First of all, there are no anonymous structs in standard C++ (only anonymous unions); struct {char a,b,c,d;};
will give you warnings if compiled with reasonably strict options (-std=c++1z -Wall -Wextra -pedantic
for Clang and GCC, for example). Going forward, I'll assume we have a declaration like struct { char a, b, c, d; } s;
and everything else is adjusted accordingly.
The implicitly defaulted default constructor in your first example doesn't perform any initialization according to [12.6.2p9.2]:
In a non-delegating constructor, if a given potentially constructed
subobject is not designated by a mem-initializer-id (including the
case where there is no mem-initializer-list because the constructor
has no ctor-initializer), then
(9.1) - if the entity is a non-static data member that has a brace-or-equal-initializer and either
(9.1.1) - the constructor’s class is a union (9.5), and no other variant member of that union is designated by a mem-initializer-id or
(9.1.2) - the constructor’s class is not a union, and, if the entity is a member of an anonymous union, no other member of that union is designated by a mem-initializer-id,
the entity is initialized as specified in 8.5;
(9.2) - otherwise, if the entity is an anonymous union or a variant member (9.5), no initialization is performed;
(9.3) - otherwise, the entity is default-initialized (8.5).
I suppose we could say that f
has no active member after its default constructor has finished executing, but I don't know of any standard wording that clearly indicates that. What can be said in practice is that it makes no sense to attempt to read the value of any of f
's members, since they're indeterminate.
In your next example, you're using aggregate initialization, which is reasonably well-defined for unions according to [8.5.1p16]:
When a union is initialized with a brace-enclosed initializer, the
braces shall only contain an initializer-clause for the first
non-static data member of the union. [ Example:
union u { int a; const char* b; };
u a = { 1 };
u b = a;
u c = 1; // error
u d = { 0, "asdf" }; // error
u e = { "asdf" }; // error
— end example ]
That, together with brace elision for the initialization of the nested struct, as specified in [8.5.1p12], makes the struct the active member.

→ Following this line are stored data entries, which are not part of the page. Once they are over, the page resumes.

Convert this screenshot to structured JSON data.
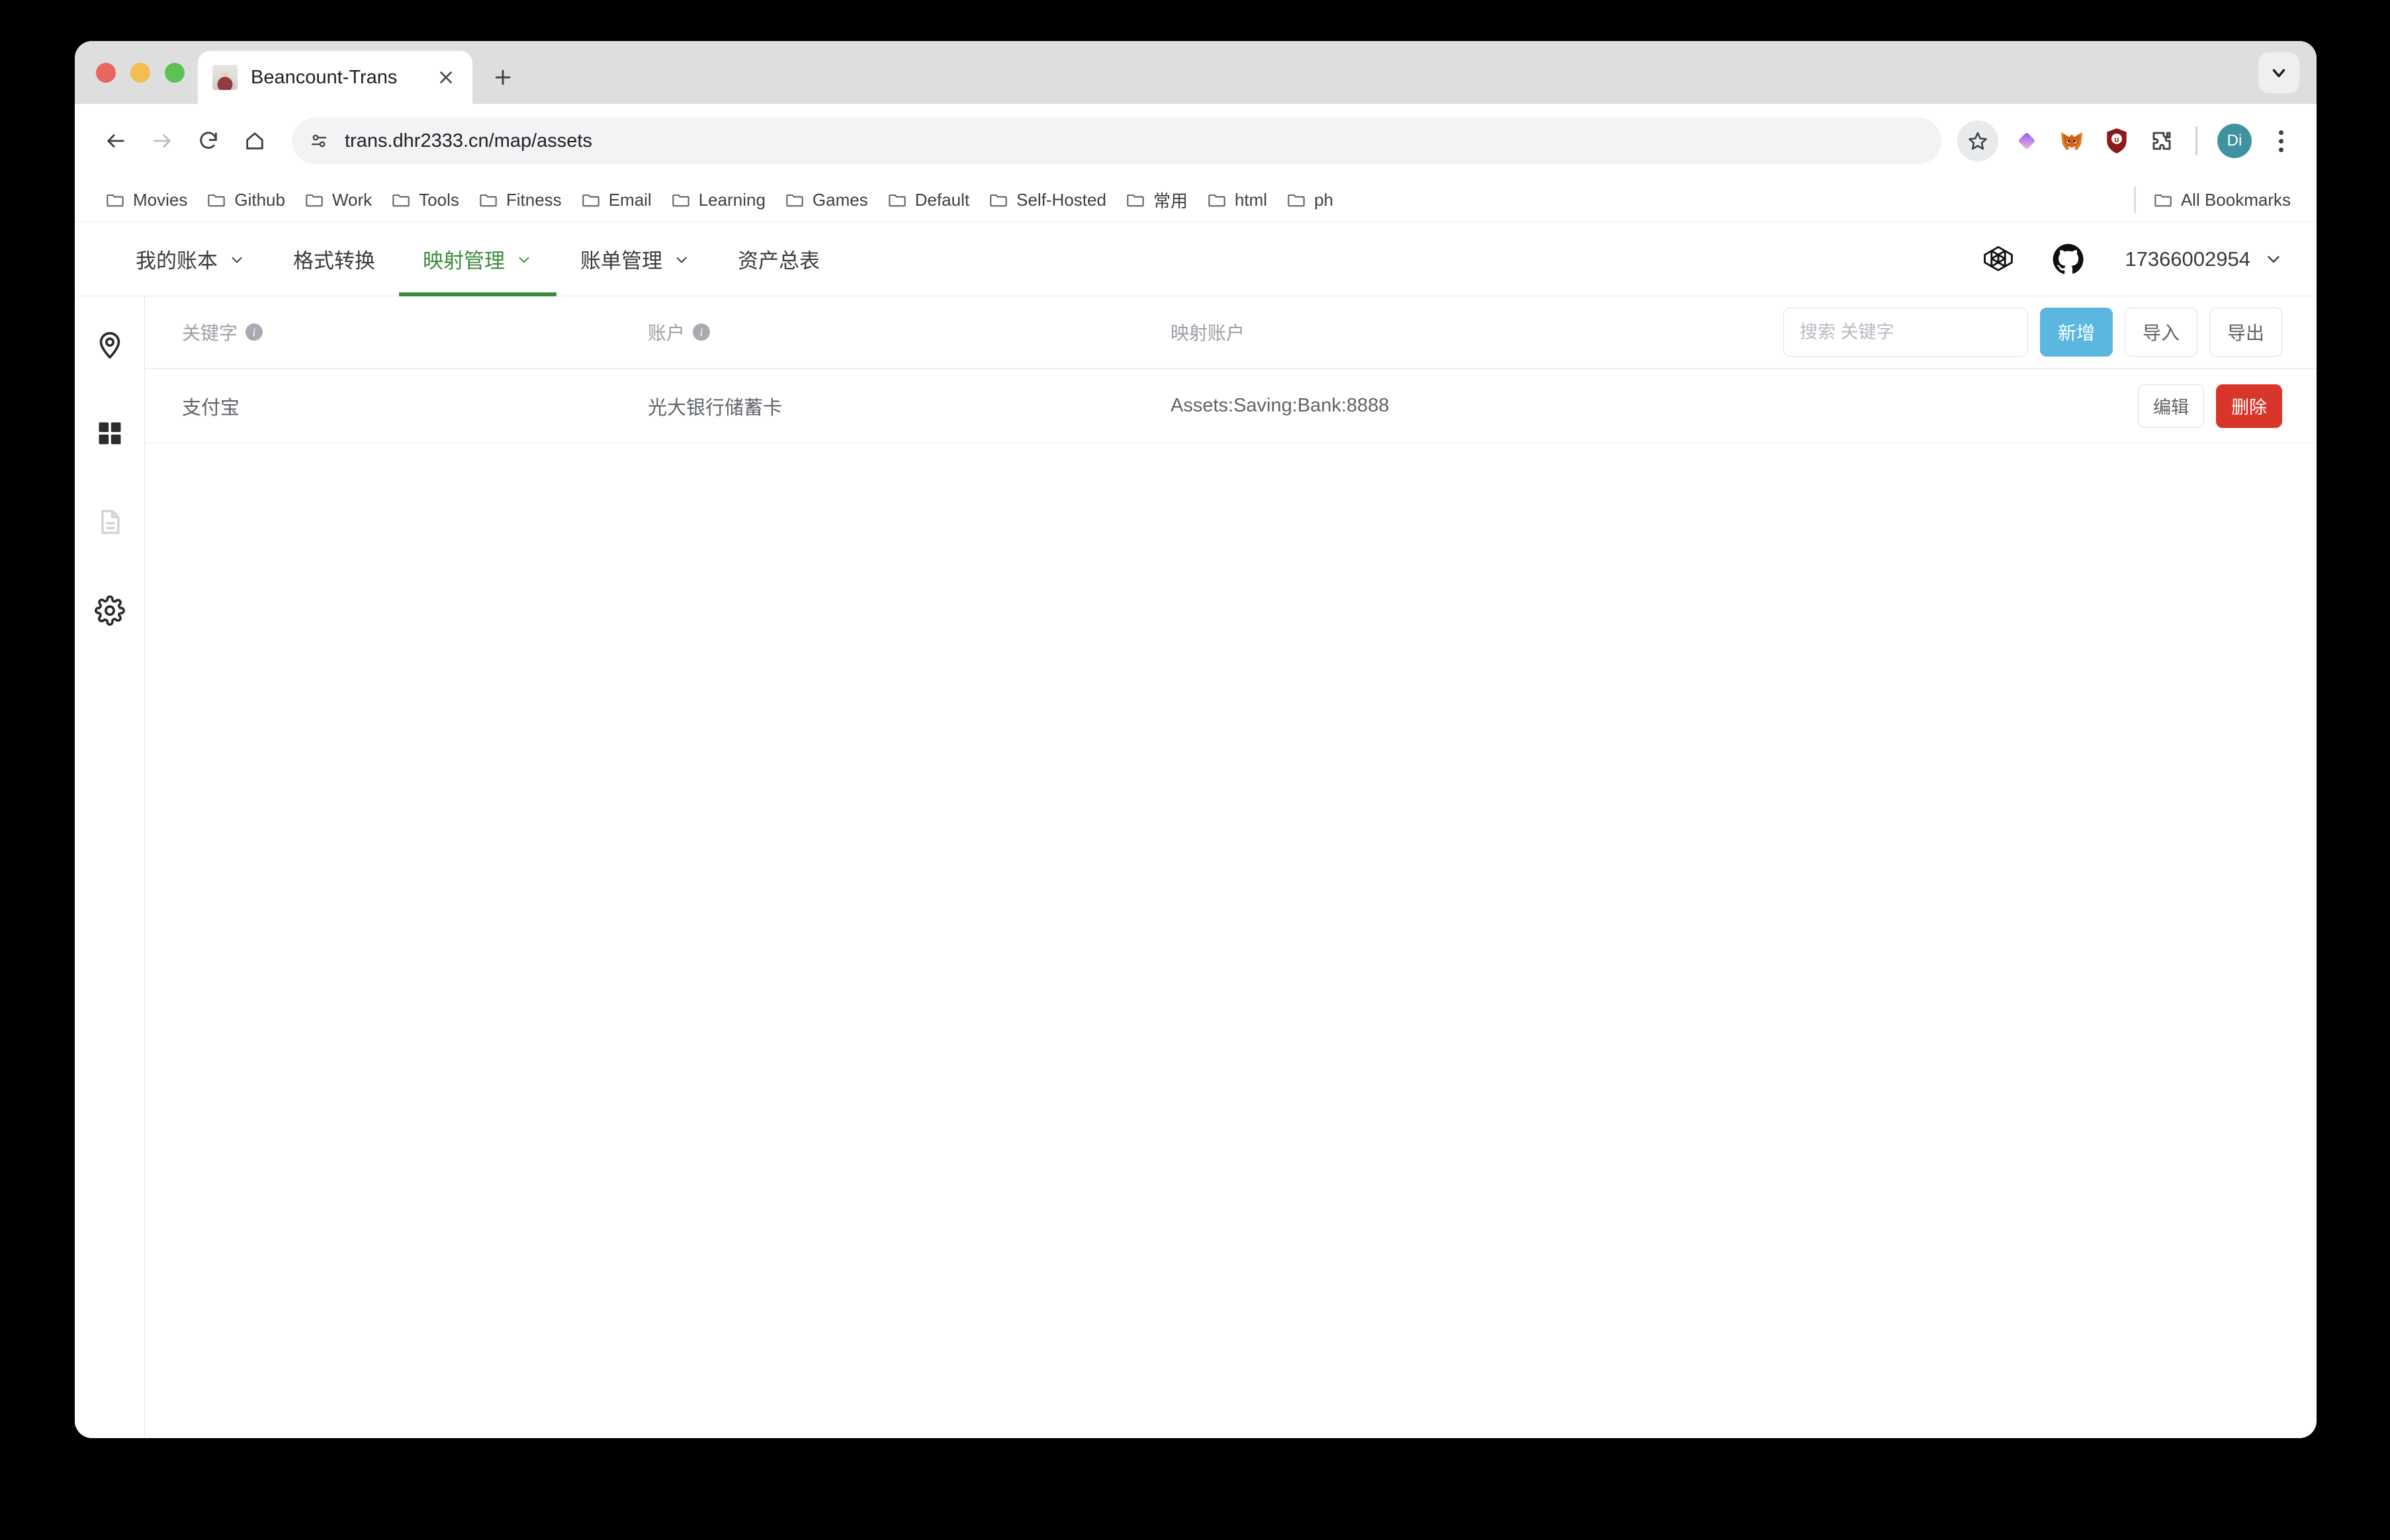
{
  "browser": {
    "tab": {
      "title": "Beancount-Trans",
      "close_label": "×",
      "new_tab_label": "+"
    },
    "toolbar": {
      "back_icon": "back-arrow-icon",
      "forward_icon": "forward-arrow-icon",
      "reload_icon": "reload-icon",
      "home_icon": "home-icon",
      "site_info_icon": "site-settings-icon",
      "url": "trans.dhr2333.cn/map/assets",
      "bookmark_icon": "star-icon",
      "profile_initials": "Di",
      "extensions": [
        "diamond-extension-icon",
        "metamask-icon",
        "ublock-origin-icon",
        "puzzle-extensions-icon"
      ]
    },
    "bookmarks": {
      "items": [
        {
          "label": "Movies"
        },
        {
          "label": "Github"
        },
        {
          "label": "Work"
        },
        {
          "label": "Tools"
        },
        {
          "label": "Fitness"
        },
        {
          "label": "Email"
        },
        {
          "label": "Learning"
        },
        {
          "label": "Games"
        },
        {
          "label": "Default"
        },
        {
          "label": "Self-Hosted"
        },
        {
          "label": "常用"
        },
        {
          "label": "html"
        },
        {
          "label": "ph"
        }
      ],
      "all_bookmarks_label": "All Bookmarks"
    }
  },
  "app": {
    "nav": {
      "items": [
        {
          "label": "我的账本",
          "has_dropdown": true,
          "active": false
        },
        {
          "label": "格式转换",
          "has_dropdown": false,
          "active": false
        },
        {
          "label": "映射管理",
          "has_dropdown": true,
          "active": true
        },
        {
          "label": "账单管理",
          "has_dropdown": true,
          "active": false
        },
        {
          "label": "资产总表",
          "has_dropdown": false,
          "active": false
        }
      ],
      "openai_icon": "openai-logo-icon",
      "github_icon": "github-logo-icon",
      "account_name": "17366002954"
    },
    "sidebar": {
      "items": [
        {
          "icon": "location-pin-icon",
          "muted": false
        },
        {
          "icon": "grid-apps-icon",
          "muted": false
        },
        {
          "icon": "document-icon",
          "muted": true
        },
        {
          "icon": "gear-settings-icon",
          "muted": false
        }
      ]
    },
    "table": {
      "columns": [
        {
          "label": "关键字",
          "info": true
        },
        {
          "label": "账户",
          "info": true
        },
        {
          "label": "映射账户",
          "info": false
        }
      ],
      "toolbar": {
        "search_placeholder": "搜索 关键字",
        "search_value": "",
        "add_label": "新增",
        "import_label": "导入",
        "export_label": "导出"
      },
      "rows": [
        {
          "keyword": "支付宝",
          "account": "光大银行储蓄卡",
          "mapped_account": "Assets:Saving:Bank:8888",
          "edit_label": "编辑",
          "delete_label": "删除"
        }
      ]
    }
  },
  "colors": {
    "accent_green": "#3c8a3c",
    "primary_blue": "#5bb7e0",
    "danger_red": "#d9362b",
    "avatar_teal": "#3f93a0"
  }
}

It answers your next question as well: you can only initialize the first union member using that syntax.
Your next question:
If I want to activate one or the other union member, should I provide a constructor activating it?
Yes, or a brace-or-equal-initializer for exactly one member according to [12.6.2p9.1.1] quoted above; something like this:
union Foo
{
struct { char a, b, c, d; } s;
char array[4];
int integer = 7;
};
Foo f;
After the above, the active member will be integer
. All of the above should also answer your question about #2
(the members are not already constructed when we reach the body of the constructor - #2
is fine as well).
Wrapping up, both Foo{}
and Foo{1}
perform aggregate initialization; they're interpreted as Foo{{}}
and Foo{{1}}
, respectively, (because of brace elision), and initialize the struct; the first one sets all the struct members to 0
and the second one sets the first member to 1
and the rest to 0
, according to [8.5.1p7].
All standard quotes are from the current working draft, N4527.
Paper N4430, which deals with somewhat related issues, but hasn't been integrated into the working draft yet, provides a definition for active member:
In a union, a non-static data member is active if its name refers to an object whose lifetime has begun and has not ended ([basic.life]).
This effectively passes the buck to the definition of lifetime in [3.8], which also has a few issues open against it, including the aforementioned issue 1116, so I think we'll have to wait for several such issues to be resolved in order to have a complete and consistent definition. The definition of lifetime as it currently stands doesn't seem to be quite ready.